Making a promise because you're "in a tight spot" in an election campaign isn't exactly evidence of integrity or good government, though somehow you're trying to twist it into being exactly that.

And you still haven't addressed the fact that the SSM bill was indeed debated in parliament, and was indeed discussed in committee and in public hearings. You're saying that it's somehow not enough because the hearings weren't good enough for some reason. But the bills were debated, weren't they? There were public hearings, weren't there? It sounds like the real problem for you is that things didn't go your way. Tell me this -- if parliament didn't vote C-38 into law, would you have the same reservations about those hearings? Or could it be that you're a bad loser?

And then, of course, there's the old canard about reading in rights that aren't specifically enumerated in the charter. Funny that, when the supreme court did exactly that in 1995 regarding citizenship, there wasn't this kind of outcry. Where were you then? Where was your criticism of the process? Where was anyone's?

Whatever you dress it up as, whatever mealy-mouthed pseudo-logic you couch it in, in the end your real problem is that guys having sex with each other makes you nervous. Well, I'm not sorry to say that your discomfort is somewhere around last on the list of my concerns when it comes to human rights.

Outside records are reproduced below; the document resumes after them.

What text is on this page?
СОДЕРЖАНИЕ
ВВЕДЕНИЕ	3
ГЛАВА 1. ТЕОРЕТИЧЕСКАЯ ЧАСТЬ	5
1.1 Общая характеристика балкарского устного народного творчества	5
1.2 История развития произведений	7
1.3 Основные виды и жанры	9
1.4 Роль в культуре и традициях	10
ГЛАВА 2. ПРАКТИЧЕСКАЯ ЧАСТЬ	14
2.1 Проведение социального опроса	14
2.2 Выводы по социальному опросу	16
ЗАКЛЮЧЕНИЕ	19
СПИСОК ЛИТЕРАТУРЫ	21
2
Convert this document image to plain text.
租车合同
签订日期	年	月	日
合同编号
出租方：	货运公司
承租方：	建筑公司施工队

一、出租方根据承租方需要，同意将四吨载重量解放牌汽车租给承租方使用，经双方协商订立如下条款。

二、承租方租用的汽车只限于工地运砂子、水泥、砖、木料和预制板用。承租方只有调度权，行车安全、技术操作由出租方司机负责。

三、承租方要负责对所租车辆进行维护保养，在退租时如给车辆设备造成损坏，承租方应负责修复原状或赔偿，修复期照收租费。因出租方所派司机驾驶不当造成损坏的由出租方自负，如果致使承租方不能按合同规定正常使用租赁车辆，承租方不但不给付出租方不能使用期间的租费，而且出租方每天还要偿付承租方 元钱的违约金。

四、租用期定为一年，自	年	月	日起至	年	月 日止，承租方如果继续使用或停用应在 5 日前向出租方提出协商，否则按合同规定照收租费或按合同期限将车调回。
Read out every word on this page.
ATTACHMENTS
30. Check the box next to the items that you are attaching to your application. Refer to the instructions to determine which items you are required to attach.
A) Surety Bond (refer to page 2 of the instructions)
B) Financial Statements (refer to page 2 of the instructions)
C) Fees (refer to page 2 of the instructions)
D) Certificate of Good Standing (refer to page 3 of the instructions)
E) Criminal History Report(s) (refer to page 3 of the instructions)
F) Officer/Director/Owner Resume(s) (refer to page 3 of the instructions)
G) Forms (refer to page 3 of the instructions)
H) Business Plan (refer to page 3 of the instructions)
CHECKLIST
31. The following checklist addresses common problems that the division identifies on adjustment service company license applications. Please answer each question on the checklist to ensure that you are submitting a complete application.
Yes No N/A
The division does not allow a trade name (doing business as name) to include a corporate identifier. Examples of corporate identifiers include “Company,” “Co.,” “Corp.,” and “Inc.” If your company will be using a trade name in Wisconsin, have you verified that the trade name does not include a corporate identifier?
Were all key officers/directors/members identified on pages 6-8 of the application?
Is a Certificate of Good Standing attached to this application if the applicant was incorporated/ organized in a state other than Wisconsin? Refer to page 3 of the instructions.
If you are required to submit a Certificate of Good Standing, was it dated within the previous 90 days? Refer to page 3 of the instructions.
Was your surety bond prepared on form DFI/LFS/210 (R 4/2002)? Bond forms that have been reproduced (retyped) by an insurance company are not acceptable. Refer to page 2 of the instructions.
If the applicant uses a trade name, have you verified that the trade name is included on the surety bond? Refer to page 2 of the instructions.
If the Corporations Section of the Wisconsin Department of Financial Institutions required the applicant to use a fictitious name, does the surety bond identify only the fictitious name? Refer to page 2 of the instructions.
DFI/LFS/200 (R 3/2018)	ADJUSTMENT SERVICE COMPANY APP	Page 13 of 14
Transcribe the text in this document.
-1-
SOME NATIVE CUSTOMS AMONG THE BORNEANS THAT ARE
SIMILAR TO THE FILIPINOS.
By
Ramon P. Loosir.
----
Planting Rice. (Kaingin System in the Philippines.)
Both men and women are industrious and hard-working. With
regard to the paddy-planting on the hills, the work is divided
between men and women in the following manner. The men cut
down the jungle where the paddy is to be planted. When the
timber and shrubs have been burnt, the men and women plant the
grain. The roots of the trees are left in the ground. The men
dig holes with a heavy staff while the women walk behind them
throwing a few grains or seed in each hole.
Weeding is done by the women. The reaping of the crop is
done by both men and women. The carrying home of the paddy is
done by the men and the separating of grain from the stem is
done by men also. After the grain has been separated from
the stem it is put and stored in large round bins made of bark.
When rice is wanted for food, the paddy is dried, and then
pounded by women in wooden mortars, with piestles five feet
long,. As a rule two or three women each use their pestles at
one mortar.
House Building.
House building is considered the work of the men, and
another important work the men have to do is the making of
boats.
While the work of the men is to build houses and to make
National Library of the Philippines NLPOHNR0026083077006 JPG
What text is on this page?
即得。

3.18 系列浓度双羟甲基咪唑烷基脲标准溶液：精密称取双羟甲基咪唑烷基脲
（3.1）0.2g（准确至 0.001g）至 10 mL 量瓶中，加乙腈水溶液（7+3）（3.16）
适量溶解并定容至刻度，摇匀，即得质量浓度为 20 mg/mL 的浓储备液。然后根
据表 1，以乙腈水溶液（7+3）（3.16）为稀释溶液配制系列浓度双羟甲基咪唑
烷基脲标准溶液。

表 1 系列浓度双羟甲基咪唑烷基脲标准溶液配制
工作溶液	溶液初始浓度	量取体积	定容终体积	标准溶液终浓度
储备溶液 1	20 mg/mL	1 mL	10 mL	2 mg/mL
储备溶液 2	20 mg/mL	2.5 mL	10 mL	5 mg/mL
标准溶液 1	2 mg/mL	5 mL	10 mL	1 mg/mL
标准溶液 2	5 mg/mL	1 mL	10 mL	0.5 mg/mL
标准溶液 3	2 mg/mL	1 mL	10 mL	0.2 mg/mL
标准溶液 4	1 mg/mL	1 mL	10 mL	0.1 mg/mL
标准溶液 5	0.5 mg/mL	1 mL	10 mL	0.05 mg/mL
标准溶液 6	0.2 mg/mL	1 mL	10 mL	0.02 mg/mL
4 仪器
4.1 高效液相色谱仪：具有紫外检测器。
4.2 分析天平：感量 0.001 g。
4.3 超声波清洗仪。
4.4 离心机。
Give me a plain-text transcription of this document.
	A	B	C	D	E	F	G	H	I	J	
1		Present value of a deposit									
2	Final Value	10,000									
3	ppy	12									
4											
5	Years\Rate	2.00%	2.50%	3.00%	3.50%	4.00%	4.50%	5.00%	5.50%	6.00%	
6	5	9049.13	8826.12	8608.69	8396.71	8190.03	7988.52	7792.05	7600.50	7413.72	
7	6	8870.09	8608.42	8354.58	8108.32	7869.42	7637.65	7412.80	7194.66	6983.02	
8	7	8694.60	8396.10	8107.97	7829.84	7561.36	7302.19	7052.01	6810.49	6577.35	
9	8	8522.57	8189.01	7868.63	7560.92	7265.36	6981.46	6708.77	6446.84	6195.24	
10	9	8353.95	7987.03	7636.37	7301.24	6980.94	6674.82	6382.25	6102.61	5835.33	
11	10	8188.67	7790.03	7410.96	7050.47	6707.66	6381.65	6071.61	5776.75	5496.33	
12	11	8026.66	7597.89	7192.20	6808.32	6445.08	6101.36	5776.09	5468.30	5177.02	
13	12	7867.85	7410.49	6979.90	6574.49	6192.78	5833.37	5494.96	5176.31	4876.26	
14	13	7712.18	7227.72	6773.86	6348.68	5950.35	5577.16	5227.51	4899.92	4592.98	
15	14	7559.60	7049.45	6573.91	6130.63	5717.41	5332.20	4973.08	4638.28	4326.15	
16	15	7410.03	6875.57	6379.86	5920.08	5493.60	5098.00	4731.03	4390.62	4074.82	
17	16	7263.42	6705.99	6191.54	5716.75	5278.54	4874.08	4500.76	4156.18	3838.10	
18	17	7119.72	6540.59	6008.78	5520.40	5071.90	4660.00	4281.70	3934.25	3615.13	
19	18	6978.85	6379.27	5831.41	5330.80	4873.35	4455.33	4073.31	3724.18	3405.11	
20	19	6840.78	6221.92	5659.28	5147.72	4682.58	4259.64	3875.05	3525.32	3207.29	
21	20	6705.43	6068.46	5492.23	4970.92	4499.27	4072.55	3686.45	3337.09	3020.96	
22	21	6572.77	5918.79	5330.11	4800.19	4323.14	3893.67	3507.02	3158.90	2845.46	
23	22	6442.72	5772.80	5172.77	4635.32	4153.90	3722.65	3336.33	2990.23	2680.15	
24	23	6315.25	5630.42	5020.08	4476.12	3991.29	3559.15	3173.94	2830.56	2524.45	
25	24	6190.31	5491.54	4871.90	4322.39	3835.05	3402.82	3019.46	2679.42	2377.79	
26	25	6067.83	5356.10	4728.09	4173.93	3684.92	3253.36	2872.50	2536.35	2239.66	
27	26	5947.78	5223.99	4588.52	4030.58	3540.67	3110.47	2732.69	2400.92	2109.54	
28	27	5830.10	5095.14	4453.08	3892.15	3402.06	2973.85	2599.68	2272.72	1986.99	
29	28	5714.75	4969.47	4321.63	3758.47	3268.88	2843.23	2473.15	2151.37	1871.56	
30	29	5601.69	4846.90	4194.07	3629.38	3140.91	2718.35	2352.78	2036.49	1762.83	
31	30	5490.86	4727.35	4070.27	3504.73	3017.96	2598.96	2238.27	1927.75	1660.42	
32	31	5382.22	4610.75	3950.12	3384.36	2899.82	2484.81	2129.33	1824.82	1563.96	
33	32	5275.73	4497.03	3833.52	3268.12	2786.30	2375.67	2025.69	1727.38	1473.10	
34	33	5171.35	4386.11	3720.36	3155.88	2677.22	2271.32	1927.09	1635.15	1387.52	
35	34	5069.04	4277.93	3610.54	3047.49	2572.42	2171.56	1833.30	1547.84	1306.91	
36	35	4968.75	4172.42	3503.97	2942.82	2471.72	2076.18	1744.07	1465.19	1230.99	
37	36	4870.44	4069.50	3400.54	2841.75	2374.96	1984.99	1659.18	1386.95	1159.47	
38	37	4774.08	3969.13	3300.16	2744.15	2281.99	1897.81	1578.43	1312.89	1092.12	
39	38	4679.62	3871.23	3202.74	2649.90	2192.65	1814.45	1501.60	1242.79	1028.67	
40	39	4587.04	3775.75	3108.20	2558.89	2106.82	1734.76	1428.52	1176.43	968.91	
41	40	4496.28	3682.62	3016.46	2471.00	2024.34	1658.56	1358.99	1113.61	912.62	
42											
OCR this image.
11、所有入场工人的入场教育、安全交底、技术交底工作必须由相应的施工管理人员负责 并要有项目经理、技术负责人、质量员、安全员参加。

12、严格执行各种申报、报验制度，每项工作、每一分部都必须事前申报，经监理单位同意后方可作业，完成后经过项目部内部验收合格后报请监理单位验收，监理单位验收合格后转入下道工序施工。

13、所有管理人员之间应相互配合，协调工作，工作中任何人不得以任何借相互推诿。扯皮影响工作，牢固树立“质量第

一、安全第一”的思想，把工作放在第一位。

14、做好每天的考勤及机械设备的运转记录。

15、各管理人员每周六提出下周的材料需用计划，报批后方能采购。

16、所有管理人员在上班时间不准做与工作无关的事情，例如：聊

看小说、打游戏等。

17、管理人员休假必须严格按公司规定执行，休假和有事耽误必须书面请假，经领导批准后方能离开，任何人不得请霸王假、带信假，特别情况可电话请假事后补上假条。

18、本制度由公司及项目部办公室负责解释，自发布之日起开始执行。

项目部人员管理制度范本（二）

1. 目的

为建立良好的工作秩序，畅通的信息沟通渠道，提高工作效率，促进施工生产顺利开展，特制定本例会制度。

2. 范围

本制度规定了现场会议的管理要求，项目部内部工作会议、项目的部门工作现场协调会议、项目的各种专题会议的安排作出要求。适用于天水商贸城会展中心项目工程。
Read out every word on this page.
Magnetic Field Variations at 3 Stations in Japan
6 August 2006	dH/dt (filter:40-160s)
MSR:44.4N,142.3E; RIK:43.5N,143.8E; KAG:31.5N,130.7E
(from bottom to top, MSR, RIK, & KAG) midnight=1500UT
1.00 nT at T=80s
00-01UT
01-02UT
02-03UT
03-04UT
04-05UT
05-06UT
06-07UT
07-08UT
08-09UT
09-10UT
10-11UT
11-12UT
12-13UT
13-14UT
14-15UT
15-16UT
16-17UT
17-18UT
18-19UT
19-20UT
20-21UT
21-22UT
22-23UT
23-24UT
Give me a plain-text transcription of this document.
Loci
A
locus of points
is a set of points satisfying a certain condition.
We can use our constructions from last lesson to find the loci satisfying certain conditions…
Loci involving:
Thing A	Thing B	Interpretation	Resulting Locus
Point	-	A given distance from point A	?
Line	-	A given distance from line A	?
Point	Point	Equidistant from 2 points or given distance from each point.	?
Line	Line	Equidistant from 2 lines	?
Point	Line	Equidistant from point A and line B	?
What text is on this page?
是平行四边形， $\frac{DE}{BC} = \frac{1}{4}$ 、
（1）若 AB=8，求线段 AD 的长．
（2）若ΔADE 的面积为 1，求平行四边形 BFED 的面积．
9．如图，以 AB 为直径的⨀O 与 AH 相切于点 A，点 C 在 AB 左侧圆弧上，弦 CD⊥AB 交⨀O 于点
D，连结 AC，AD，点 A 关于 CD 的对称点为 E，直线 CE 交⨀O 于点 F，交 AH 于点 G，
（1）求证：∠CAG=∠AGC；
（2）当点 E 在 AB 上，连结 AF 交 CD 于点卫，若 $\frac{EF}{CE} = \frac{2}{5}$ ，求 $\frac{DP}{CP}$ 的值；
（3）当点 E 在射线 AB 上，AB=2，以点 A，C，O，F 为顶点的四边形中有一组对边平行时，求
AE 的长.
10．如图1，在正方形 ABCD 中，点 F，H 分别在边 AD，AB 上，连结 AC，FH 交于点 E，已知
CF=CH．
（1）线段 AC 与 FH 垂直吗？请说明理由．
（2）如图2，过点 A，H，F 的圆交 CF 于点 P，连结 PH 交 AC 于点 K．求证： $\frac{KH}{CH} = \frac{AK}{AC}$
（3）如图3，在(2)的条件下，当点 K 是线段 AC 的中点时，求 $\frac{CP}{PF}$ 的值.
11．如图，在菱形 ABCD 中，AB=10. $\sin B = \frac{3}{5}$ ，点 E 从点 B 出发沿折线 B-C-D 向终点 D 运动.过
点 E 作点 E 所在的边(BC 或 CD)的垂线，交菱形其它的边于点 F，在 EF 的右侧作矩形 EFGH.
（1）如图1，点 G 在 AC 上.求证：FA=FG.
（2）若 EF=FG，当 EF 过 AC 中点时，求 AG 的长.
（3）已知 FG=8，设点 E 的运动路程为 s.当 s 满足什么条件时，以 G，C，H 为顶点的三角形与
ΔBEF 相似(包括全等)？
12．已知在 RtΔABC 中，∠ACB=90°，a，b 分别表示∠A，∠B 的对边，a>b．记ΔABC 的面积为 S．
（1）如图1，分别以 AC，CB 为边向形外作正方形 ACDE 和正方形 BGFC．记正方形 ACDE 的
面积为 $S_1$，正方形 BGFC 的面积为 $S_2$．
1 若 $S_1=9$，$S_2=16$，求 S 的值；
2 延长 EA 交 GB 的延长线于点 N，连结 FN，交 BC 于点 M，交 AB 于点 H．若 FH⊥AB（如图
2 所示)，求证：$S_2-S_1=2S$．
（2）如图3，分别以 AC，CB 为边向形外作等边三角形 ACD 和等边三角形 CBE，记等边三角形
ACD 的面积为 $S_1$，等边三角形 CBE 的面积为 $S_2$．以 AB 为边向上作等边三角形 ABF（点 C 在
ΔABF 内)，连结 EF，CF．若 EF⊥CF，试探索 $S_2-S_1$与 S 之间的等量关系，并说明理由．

Finally, as for my being pedantic, arrogant, uninformed and, most importantly, wrong -- a quote from Trudeau comes to mind. Worse things, better people.

CC said...

Dear "anonymous":

If you plan on continuing this discussion, I'm going to ask you to get a blogger name or handle, just so folks can keep track of the players.

Anonymous said...

It might be a little awkward for Baird and Emerson if Harper tried to whip them into voting. Especially in light of the recent and rarely talked about Nation debacle which stripped his cabinet of Michael Chong. So, now Harper is making himself seem heroic and democratic by holding a free vote. For now.